WASHINGTON --Joint cooperation will be crucial to maintaining U.S. forces' overmatch against near peers and potential adversaries, an Army general said Monday.

Lt. Gen. Eric Wesley, Army Futures Command deputy commanding general and director of the Futures and Concepts Center, said while taking part in a Center for European Policy Analysis panel in Washington, D.C.

America's adversaries have begun challenging U.S. forces in nearly every domain including the air, land and sea, he said. The Army will increasingly need to lean on other military branches as well as foreign partners to assure military dominance, he added.

"If you're challenged, what that means is that you no longer necessarily have overmatch," Wesley said. "The only way you can create overmatch when all domains are in play, is to create synergy between them so that the total is greater than the sum of the parts. We don't have enough resources to ensure that the U.S., our partners and our allies always dominate, all the time in all domains."

The Army recently announced that four major units will soon deploy to support ongoing missions in Europe and Afghanistan.

About 500 Soldiers from the 10th Mountain Division at Fort Drum, New York, recently deployed to Lithuania and others from the division deployed to Poland earlier this year in support of U.S. Army Europe's Atlantic Resolve campaign. Atlantic Resolve is the U.S. commitment to European allies to keep stability in the region.

The 1st Cavalry Division's 2nd Brigade Combat Team from Fort Hood, Texas, and the 3rd Infantry Division's Combat Aviation Brigade from Fort Stewart, Georgia, will travel to Europe to help train European allies and take part in security operation activities. The Army Reserve recently activated seven new units within Europe to support operations responding to the Russian threat to the Ukraine.

U.S. Soldiers take part in several annual European exercises, including Immediate Response hosted by Croatia and Slovenia; Saber Guardian in Bulgaria, Hungary and Romania; and Swift Response.

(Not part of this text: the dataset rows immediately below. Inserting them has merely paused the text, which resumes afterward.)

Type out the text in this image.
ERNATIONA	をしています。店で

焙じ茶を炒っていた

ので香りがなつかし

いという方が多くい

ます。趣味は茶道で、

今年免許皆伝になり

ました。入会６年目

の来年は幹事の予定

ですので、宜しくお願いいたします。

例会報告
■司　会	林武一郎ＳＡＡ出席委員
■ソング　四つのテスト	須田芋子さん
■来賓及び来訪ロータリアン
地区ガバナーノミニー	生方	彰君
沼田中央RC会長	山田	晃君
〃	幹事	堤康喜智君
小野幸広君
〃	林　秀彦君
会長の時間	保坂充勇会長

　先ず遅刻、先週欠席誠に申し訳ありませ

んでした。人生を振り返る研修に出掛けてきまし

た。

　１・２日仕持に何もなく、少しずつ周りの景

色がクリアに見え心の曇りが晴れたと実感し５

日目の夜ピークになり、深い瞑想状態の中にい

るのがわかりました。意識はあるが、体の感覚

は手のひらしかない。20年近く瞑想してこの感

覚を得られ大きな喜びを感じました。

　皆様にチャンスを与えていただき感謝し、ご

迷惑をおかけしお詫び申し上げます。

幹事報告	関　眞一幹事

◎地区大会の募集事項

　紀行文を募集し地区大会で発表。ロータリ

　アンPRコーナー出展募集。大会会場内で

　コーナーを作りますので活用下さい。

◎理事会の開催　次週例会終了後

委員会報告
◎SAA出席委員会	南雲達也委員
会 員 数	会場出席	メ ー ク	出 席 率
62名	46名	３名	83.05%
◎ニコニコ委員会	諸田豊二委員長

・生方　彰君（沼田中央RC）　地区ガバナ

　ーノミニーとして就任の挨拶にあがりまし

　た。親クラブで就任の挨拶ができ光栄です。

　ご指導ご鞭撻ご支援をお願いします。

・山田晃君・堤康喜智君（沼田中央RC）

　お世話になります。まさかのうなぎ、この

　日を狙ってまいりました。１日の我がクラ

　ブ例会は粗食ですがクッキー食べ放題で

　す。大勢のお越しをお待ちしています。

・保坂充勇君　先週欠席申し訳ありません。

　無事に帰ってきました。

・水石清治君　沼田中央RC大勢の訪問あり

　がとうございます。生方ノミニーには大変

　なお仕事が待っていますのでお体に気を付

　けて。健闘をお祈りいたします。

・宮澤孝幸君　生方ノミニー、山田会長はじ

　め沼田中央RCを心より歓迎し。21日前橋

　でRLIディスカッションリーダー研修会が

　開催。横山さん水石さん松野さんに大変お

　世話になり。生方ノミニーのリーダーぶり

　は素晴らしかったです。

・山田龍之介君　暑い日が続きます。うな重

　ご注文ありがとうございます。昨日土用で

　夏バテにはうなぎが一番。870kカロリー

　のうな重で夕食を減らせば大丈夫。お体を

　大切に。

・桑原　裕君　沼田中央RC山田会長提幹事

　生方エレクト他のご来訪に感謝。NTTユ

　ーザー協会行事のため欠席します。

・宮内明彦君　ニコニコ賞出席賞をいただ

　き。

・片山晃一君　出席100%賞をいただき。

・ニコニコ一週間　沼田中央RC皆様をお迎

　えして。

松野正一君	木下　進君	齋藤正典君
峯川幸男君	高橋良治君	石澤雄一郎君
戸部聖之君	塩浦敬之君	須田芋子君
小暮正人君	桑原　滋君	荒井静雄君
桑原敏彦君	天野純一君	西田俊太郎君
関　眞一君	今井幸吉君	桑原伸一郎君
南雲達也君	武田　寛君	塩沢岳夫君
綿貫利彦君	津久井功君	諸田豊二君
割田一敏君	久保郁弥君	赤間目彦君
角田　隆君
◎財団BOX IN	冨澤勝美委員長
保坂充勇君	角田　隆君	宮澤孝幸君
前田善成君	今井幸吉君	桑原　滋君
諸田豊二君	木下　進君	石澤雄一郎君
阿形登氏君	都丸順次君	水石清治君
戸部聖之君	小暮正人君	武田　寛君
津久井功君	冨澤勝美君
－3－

Wesley said that Soldiers can expect to see greater interaction among allies, Airmen, Sailors and Marines. Soldiers from the 5th Battalion, 159th General Support Aviation Battalion recently deployed to Kuwait to take part in a joint medical evacuation exercise with teams from the Air Force and Navy. They also performed UH-60 Black Hawk acclimation training.

In the Pacific, the Army also participates in joint exercises that include Operation Cobra Gold, hosted by Thailand, one of the world's largest multi-national military exercises.

"I think what you're going to see in the next year is we're going to move to a joint concept," Wesley said to an audience that included representatives from different European nations. "It's how we're going to fight in the future. Right now you see a convergence of ideas between the Air Force, the Navy and the Marines."

Wesley identified three problems in U.S, forces' struggle to maintain overmatch. The first: U.S. adversaries have invested in "all" domains.

The second, is that potential adversaries have engaged in multiple layers of standoff.

The third problem stems from Russia and China's willingness to leverage the competition space to achieve their strategic and operational objectives, posing significant challenges for U.S. forces. Soldiers will have to fight on expanded battlefield space beyond conventional warfare and could achieve victories solely in cyberspace, Wesley said.

Already near-peer adversary China has been rapidly modernizing its infrastructure and possesses anti-access/area denial sensor technology that can limit freedom of movement in the Pacific. Russia remains a threat in cyberspace, threatening the Army's network and using social media to spread disinformation.

Wesley said that the Army must engage quickly and won't have time to rest on its laurels. To hasten the acquisition process and get needed equipment and capabilities into the hands of Soldiers faster, he said the Army created eight cross-functional teams to accelerate progress toward achieving its six modernization priorities: long-range precision fires, next-generation combat vehicles, future vertical lift, air and missile defense, the network, and Soldier lethality.